Evangelho: Jo 2,13-25
13Estava próxima a Páscoa
dos judeus e Jesus subiu a Jerusalém. 14No Templo , encontrou os vendedores de bois ,
ovelhas e pombas e os cambistas que estavam aí sentados. 15Fez então um chicote de cordas e expulsou todos do Templo, junto
com as ovelhas e os bois; espalhou as moedas e derrubou as mesas dos cambistas.
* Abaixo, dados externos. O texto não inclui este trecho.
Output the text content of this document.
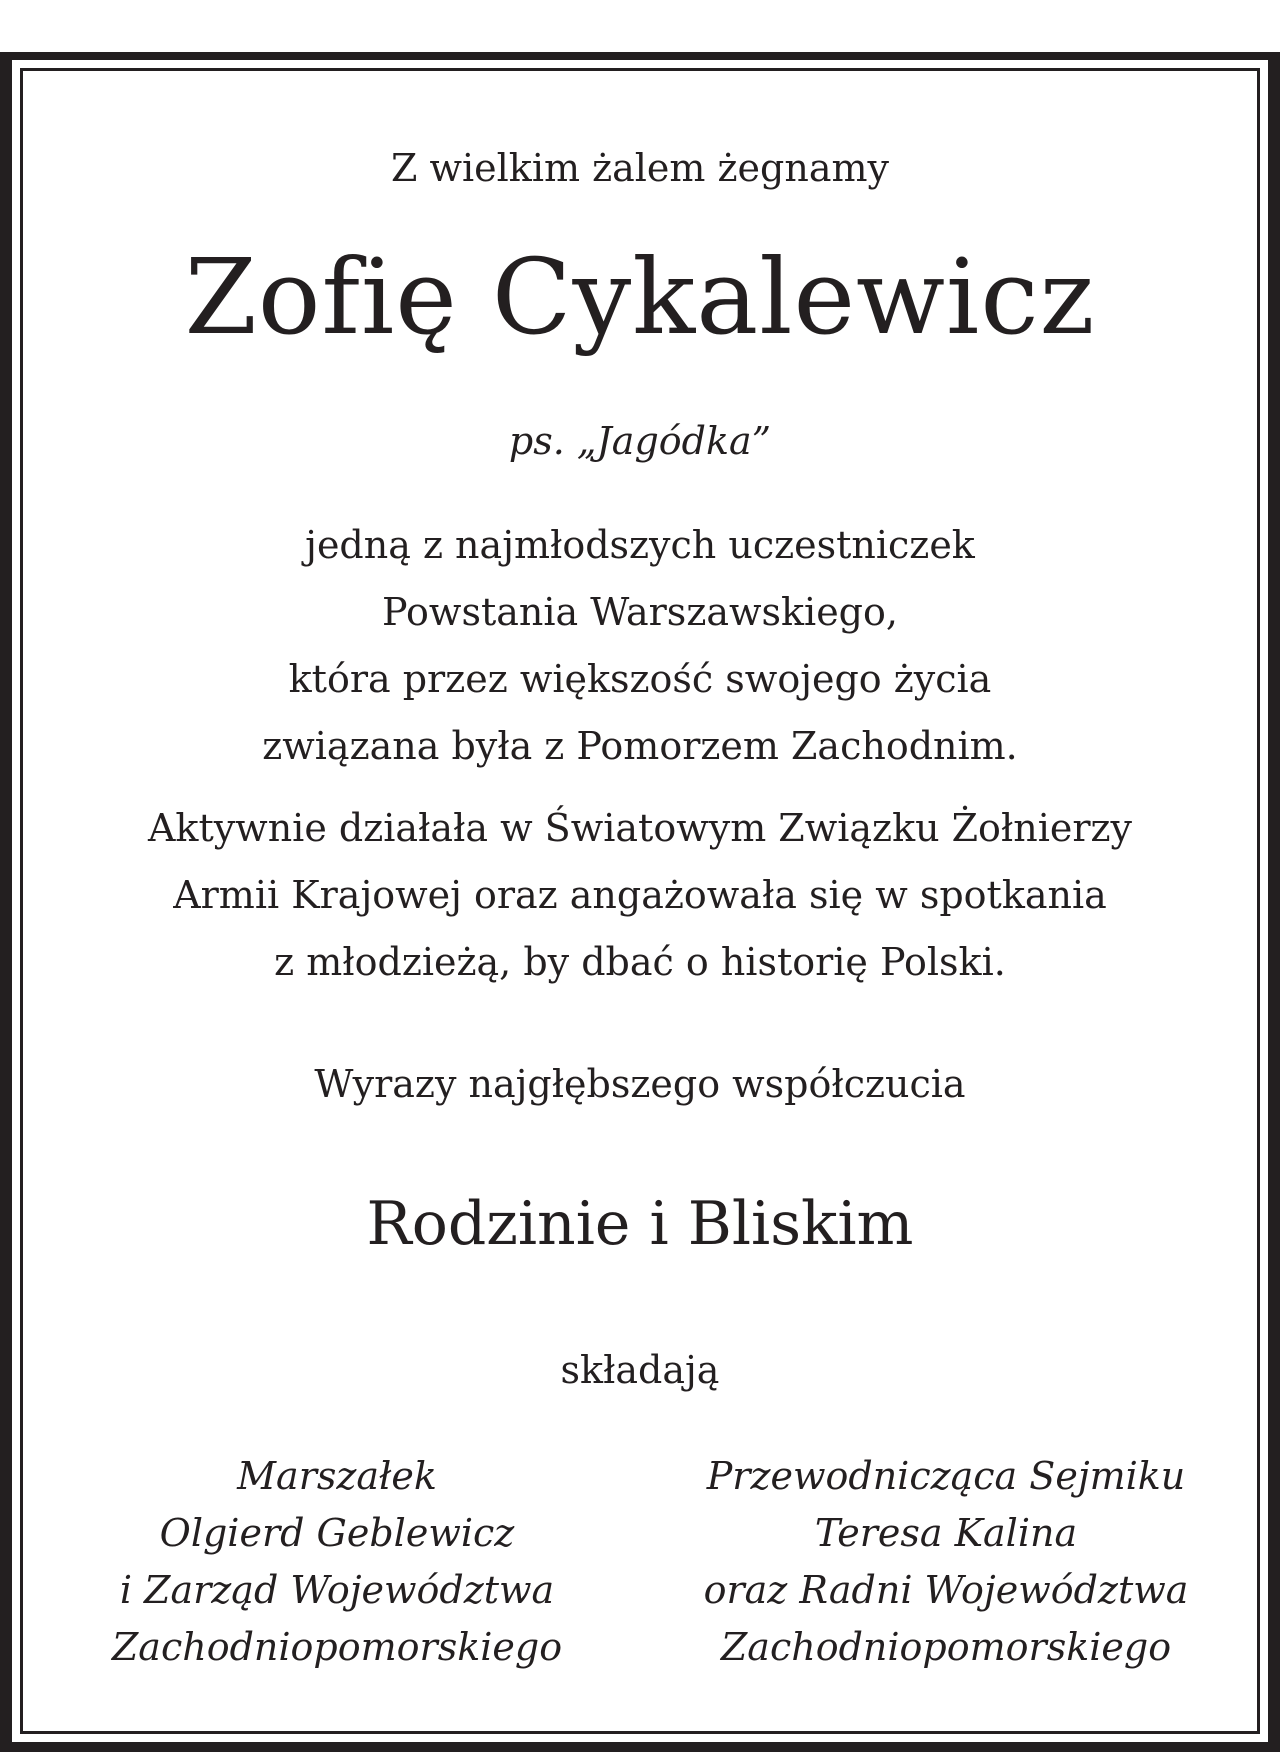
Z wielkim żalem żegnamy
Zofię Cykalewicz
ps. „Jagódka”
jedną z najmłodszych uczestniczek
Powstania Warszawskiego,
która przez większość swojego życia
związana była z Pomorzem Zachodnim.
Aktywnie działała w Światowym Związku Żołnierzy
Armii Krajowej oraz angażowała się w spotkania
z młodzieżą, by dbać o historię Polski.
Wyrazy najgłębszego współczucia
Rodzinie i Bliskim
składają
Marszałek
Olgierd Geblewicz
i Zarząd Województwa
Zachodniopomorskiego
Przewodnicząca Sejmiku
Teresa Kalina
oraz Radni Województwa
Zachodniopomorskiego
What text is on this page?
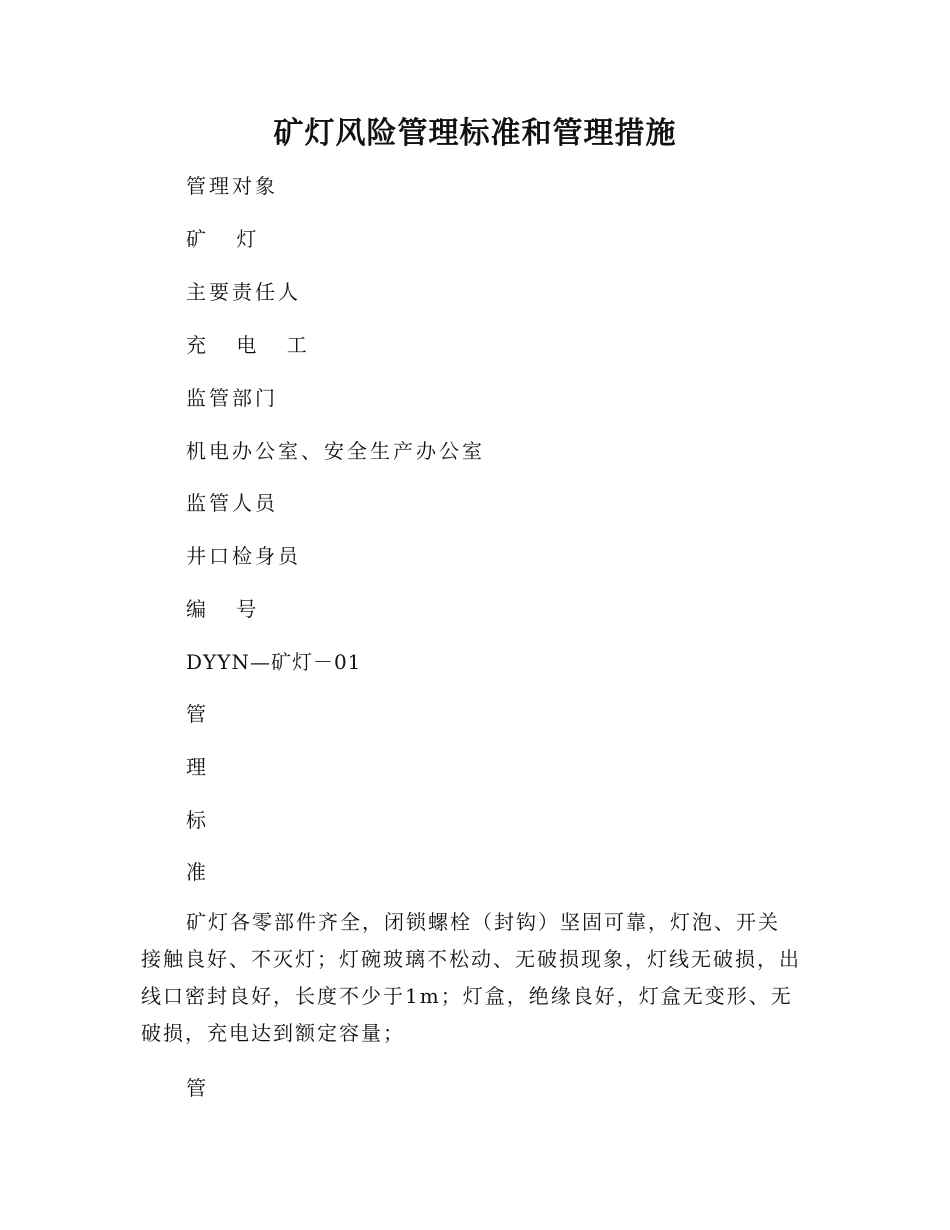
矿灯风险管理标准和管理措施

管理对象

矿 灯

主要责任人

充 电 工

监管部门

机电办公室、安全生产办公室

监管人员

井口检身员

编 号

DYYN—矿灯－01

管

理

标

准

矿灯各零部件齐全，闭锁螺栓（封钩）坚固可靠，灯泡、开关接触良好、不灭灯；灯碗玻璃不松动、无破损现象，灯线无破损，出线口密封良好，长度不少于1m；灯盒，绝缘良好，灯盒无变形、无破损，充电达到额定容量；

管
16E disse aos que vendiam pombas: “Tirai isso daqui! Não façais da
casa de meu Pai uma casa de comércio!” 17Seus discípulos
lembraram-se, mais tarde, que a Escritura diz: “O zelo por tua casa me
consumirá”. 18Então os judeus perguntaram a Jesus: “Que sinal nos mostras para
agir assim?” 19Ele respondeu: “Destruí este Templo, e em três dias eu o
levantarei”. 20Os judeus disseram: “Quarenta e seus anos foram precisos para a
construção deste santuário e tu o levantarás em três dias?” 21Mas Jesus estava falando do Templo do seu corpo. 22Quando Jesus ressuscitou, os discípulos lembraram-se do que ele
tinha dito e acreditaram na Escritura e na palavra dele. 23Jesus estava em Jerusalém durante a festa da Páscoa. Vendo os
sinais que realizava, muitos creram no seu nome. 24Mas Jesus não lhes dava crédito, pois ele conhecia a todos; 25e
não precisava do testemunho de ninguém acerca do ser humano, porque ele
conhecia o homem por dentro.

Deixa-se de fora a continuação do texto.